On the Monday before Christmas, the black dog came around again and I couldn’t get out of bed. I lay all day staring at the wall. Depression has little to do with sadness, I think. It’s blankness. The same thing happened to me about 15 years ago. I was like a prize gonk for the four or five weeks it took for the Prozac to work, which it did, and since then I’ve managed to foster and sustain all the illusions I need to keep me buoyant.
I couldn’t get out of bed on the Tuesday either. I was adrift in outer space. But I knew I must pick up the phone and make an appointment to see someone with a prescribing pad. It’s easier said than done, though, getting an appointment to see a doctor during the festive period. I got through to a doctor’s receptionist eventually. ‘How can I help?’ she said. ‘I can’t get out of bed,’ I said, too ashamed to say the word ‘depressed’, and hoping I wouldn’t need to elaborate. ‘You can’t get out of bed?’ ‘No.’ ‘Why can’t you get out of bed?’ ‘I think I’m depressed and would like to talk to a doctor. And I’ve got a chest infection.’ I added the chest infection to add weight to my application to take up a doctor’s time with something as insubstantial as a frame of mind.
The best she could offer me, she said, was a phone call from the duty doctor. I expressed infinite gratitude. An hour later the phone rang. A young male introduced himself as a nurse. ‘How can I help?’ he said. ‘I can’t get out of bed. I think I’m depressed,’ I said. ‘And you think you have a chest infection?’ he said, looking, I imagined, at his list. We discussed my cough and whether it was productive. The inside of my chest sounded like a saucepan of chicken soup coming to the boil, I said, but nothing tangible had been produced so far. He said that because anti-biotic drugs are ineffective against viruses, the best thing I could do was dose myself with paracetamol and/or ibuprofen and see what happens. If there was no improvement in a week’s time I should try again for a doctor’s appointment. I waited in vain for him to move on from my cough to my being depressed, but he didn’t seem to want to discuss it. I didn’t raise the subject again. So by a sort of tacit agreement we wished one another a very merry Christmas and ended the call.

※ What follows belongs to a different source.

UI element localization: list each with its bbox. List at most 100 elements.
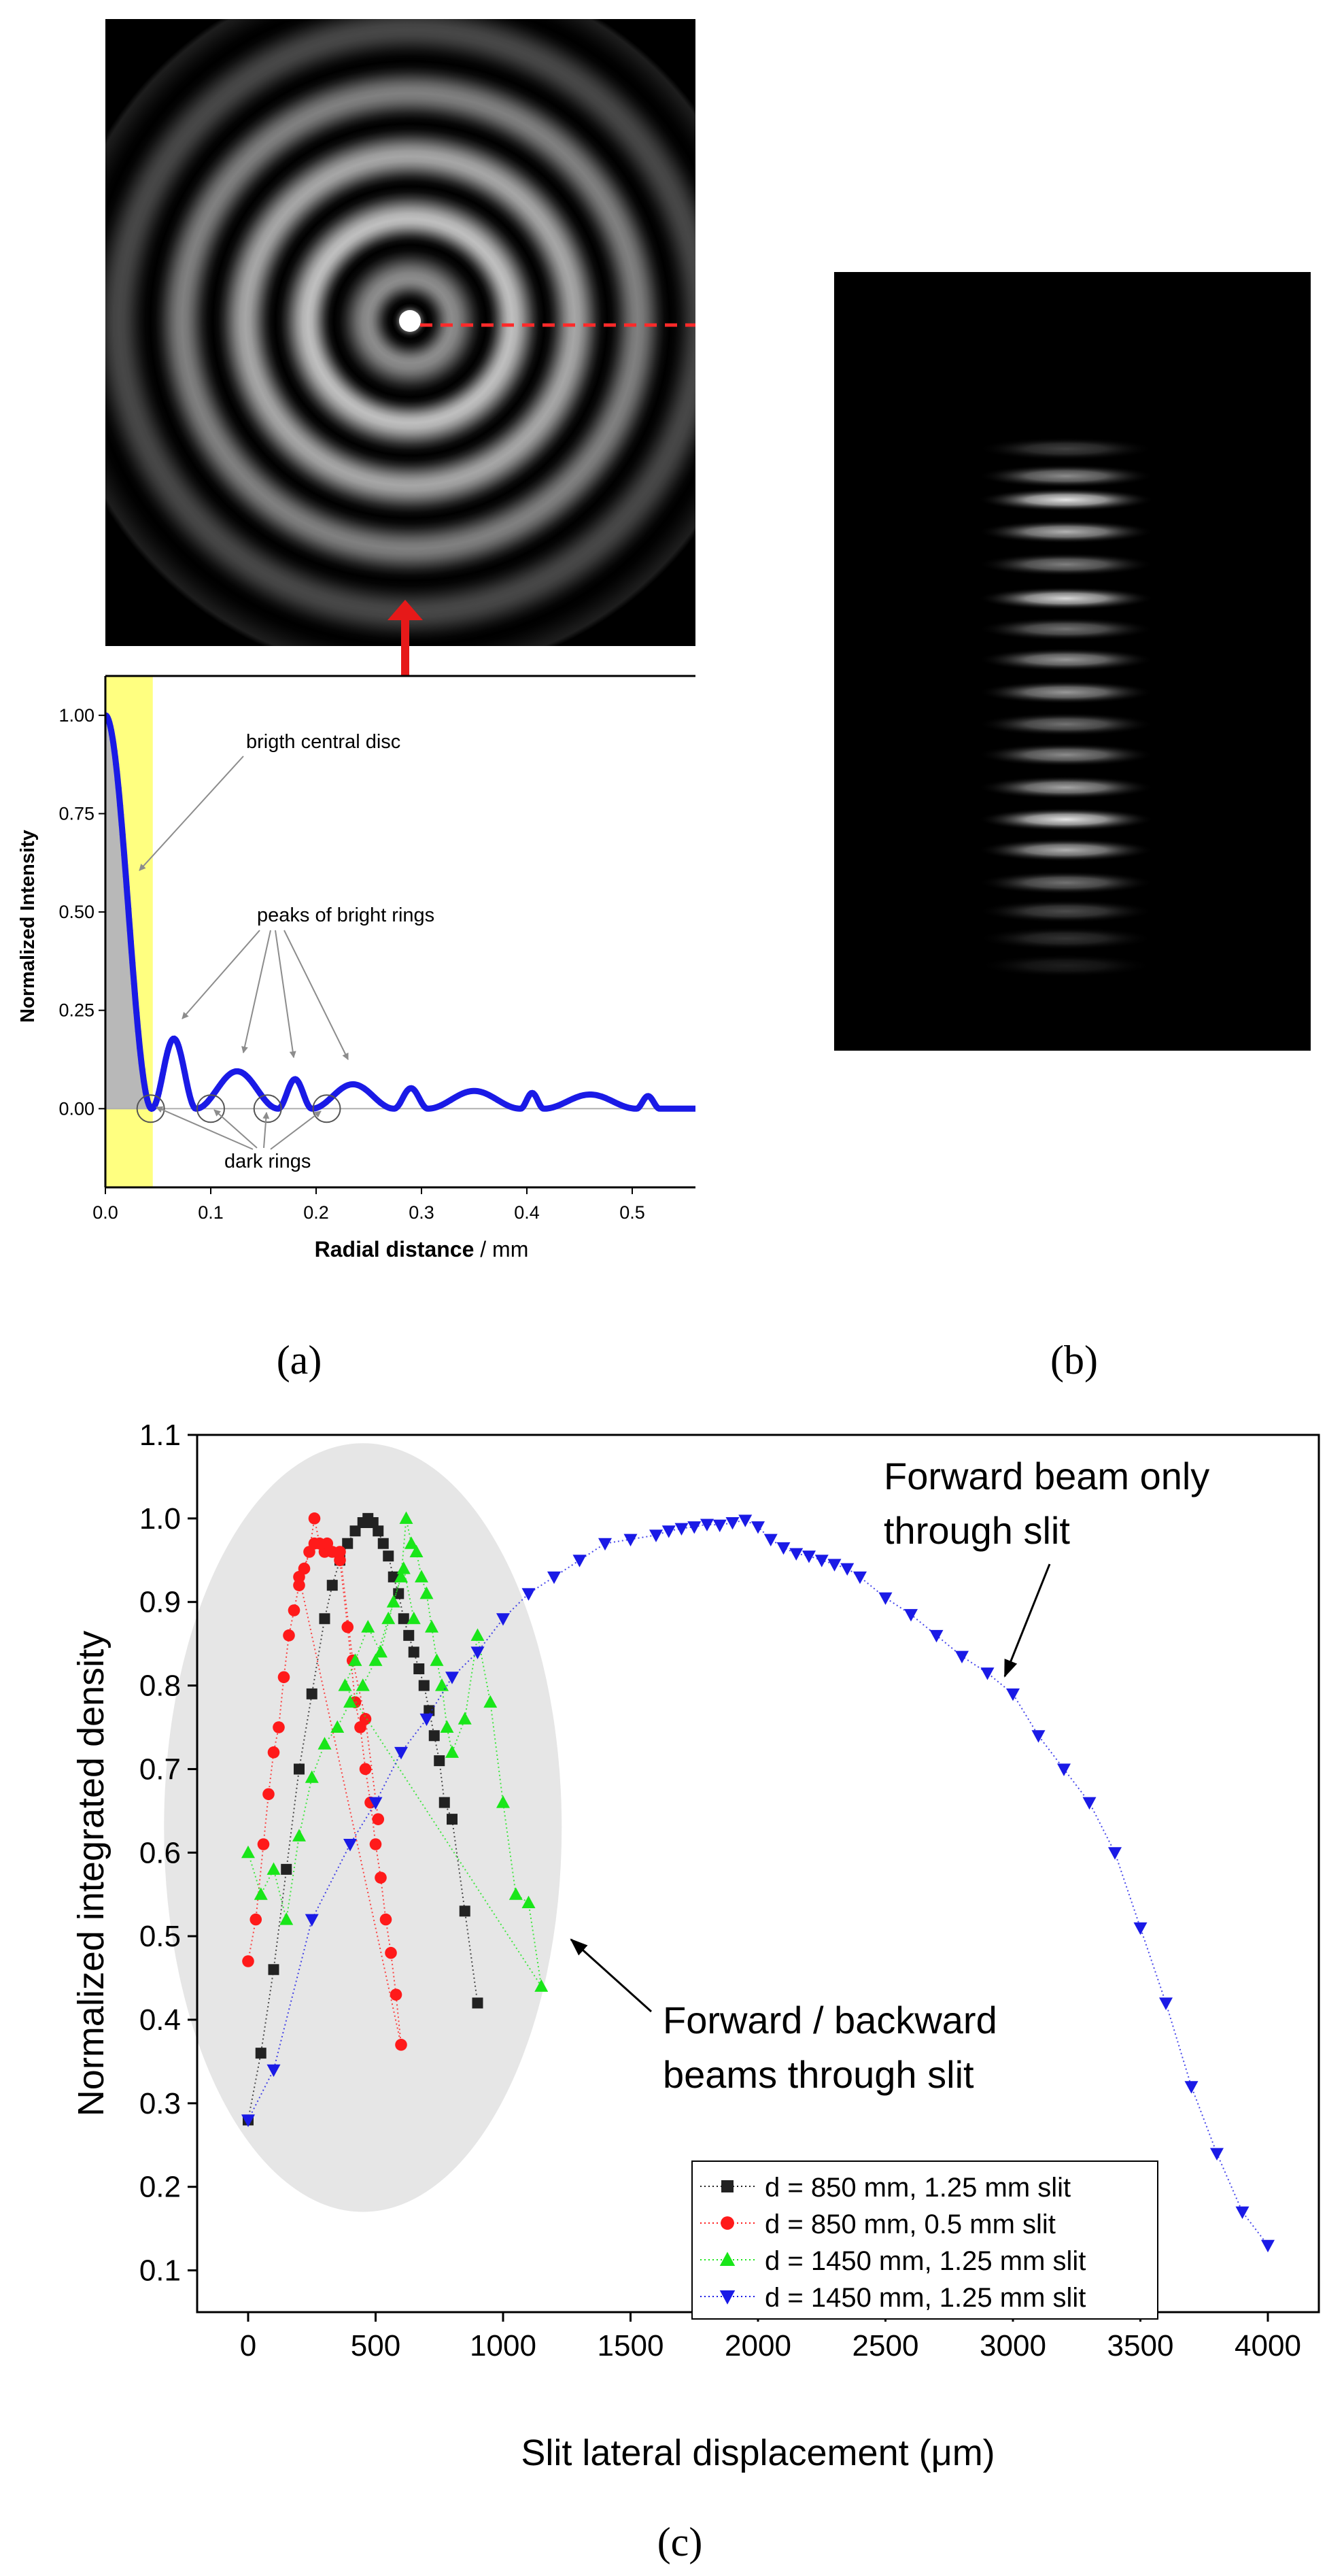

I wasn’t hungry. I didn’t eat. On Tuesday afternoon I went downstairs and made myself a pot of tea and took it back to bed. Instead of staring at the wall, I tried to read some science fiction. Why science fiction and why now I don’t know. I haven’t read science fiction for years. I went online and found a novella by a young rising star of the sci-fi genre called Ted Chiang. (The recent film Arrival is based on a short story of his.) The novella, called ‘The Lifecycle of Software Objects’, is about a group of commercially manufactured digital organisms called digients, which are marketed as a sort of a cross between a pet and a child. They are capable of speech, receptive to education, and gradually mature into adult individuals. If the owner becomes bored with them, or the digients become wilful, they can be switched off. Ted Chiang pulls off his fantastic story with control and aplomb. Not the least horrifying thing about it to me was that Chiang’s digital organisms are more alive and characterful than I am.
On Christmas Eve, I got up, washed, dressed, and drove to the station to pick up a house guest. On Christmas Day other guests arrived and once again I was up and dressed all day, unwrapping presents, pulling crackers, washing up, and communicating amiably with the guests like a well-brought-up digient. On Boxing Day the number of guests dramatically increased and I did more of the same, this time wearing a matching shirt and tie of a mauve paisley pattern. In the evening I went to dinner at a neighbour’s house and knocked back about a pint of his gin. After dinner he plied me with shots of ouzo, vodka and arak to try to animate me, and when that failed, shots of 98 per cent alcohol poured from a gallon plastic container and ameliorated slightly with lemon juice. And when that failed his partner let off a French firecracker under my chair. That failed too. Then I came home and went back to bed. Today (New Year’s Day) I wrote this column in bed, tapping away on the iPad like a digital organism. I’ll try again to get to see a doctor tomorrow. Happy New Year.